June 9, 2015 | Policy Brief

Turkey After the Elections

June 9, 2015 | Policy Brief

Turkey After the Elections

In Turkey’s election on Sunday, the ruling Justice and Development Party (AKP) lost its parliamentary majority for the first time in 13 years, and will be unable to form the next government on its own. The AKP now has 45 days to form a government or Turkey will need to hold another election within six months.

A government may now be formed in two ways: the AKP could find a coalition partner with which to form a majority government, or it could form a minority government through a vote of confidence. Either option faces major obstacles, and presages instability in Ankara.

The AKP needs only one coalition partner to achieve a simple majority.
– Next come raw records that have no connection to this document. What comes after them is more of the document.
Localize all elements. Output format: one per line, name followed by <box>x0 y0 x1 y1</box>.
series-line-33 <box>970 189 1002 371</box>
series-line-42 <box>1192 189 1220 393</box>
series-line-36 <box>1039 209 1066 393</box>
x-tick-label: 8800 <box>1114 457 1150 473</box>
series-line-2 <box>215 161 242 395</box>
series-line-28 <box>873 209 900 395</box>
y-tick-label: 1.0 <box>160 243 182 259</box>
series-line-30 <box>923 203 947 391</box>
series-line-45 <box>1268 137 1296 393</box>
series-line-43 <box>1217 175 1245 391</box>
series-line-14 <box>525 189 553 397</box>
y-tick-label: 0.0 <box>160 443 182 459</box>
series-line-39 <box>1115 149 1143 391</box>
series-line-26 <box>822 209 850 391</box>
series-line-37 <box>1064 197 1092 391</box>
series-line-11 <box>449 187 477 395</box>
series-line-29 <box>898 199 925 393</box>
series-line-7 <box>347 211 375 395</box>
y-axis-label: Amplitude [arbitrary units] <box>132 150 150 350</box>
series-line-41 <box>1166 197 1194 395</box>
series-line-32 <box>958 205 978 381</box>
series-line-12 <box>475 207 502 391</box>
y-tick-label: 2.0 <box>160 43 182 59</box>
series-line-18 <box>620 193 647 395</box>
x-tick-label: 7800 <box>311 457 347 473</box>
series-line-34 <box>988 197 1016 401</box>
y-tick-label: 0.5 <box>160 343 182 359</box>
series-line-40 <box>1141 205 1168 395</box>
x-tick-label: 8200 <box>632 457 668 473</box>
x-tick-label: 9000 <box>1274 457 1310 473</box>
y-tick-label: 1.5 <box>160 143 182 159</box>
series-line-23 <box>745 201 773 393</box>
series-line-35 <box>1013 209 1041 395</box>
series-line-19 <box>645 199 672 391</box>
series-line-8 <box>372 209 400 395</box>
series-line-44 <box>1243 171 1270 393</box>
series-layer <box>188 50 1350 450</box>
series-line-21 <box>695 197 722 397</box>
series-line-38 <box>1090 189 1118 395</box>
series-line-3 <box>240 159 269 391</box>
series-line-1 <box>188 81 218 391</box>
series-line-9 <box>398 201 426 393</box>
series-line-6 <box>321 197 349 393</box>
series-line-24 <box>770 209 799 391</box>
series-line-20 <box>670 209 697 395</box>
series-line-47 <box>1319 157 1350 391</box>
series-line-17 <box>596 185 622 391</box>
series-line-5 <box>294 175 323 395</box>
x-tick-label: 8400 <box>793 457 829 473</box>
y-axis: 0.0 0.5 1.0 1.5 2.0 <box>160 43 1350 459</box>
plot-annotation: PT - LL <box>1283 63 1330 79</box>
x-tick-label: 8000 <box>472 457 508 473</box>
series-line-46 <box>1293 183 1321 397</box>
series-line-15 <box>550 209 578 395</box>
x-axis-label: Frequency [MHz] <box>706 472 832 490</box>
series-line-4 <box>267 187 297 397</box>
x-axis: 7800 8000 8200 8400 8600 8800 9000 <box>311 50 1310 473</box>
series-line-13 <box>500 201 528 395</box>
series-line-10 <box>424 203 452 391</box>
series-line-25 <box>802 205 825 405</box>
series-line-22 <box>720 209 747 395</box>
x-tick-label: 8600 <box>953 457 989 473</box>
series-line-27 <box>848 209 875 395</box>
Much depends on whether President Recep Tayyip Erdogan dials back his political meddling, which is a precondition for any party to join the AKP. The most likely coalition prospect is the right-wing Nationalist Movement Party (MHP), but the AKP would need to give significant concessions – particularly to scale back the ongoing peace process with the Kurds.

Meanwhile, the runner-up People’s Republican Party (CHP) – the leftist, secularist antithesis of the AKP – has expressed its desire to lead a coalition of opposition parties. Such a coalition, however, would require three parties. Awkwardly, the aforementioned MHP nationalists would need to reconcile their differences with the pro-Kurdish People’s Democratic Party (HDP).

Should the AKP try to form a minority government, it will need to persuade opposition deputies to support it in a vote of confidence, thereby enabling the party to operate with less than a simple majority. But this is not only a maneuver available to the AKP. If the AKP fails, the CHP may try to do the same.

All of these scenarios require laborious inter-party negotiations, which could quite easily fail. This raises the very real possibility of early elections.

For now, the AKP appears ready to negotiate as a means to stay in power. If this is the case, the party will be forced to respect Turkey’s democracy. Its failure to do so in the past is exactly what brought the AKP to this difficult crossroads.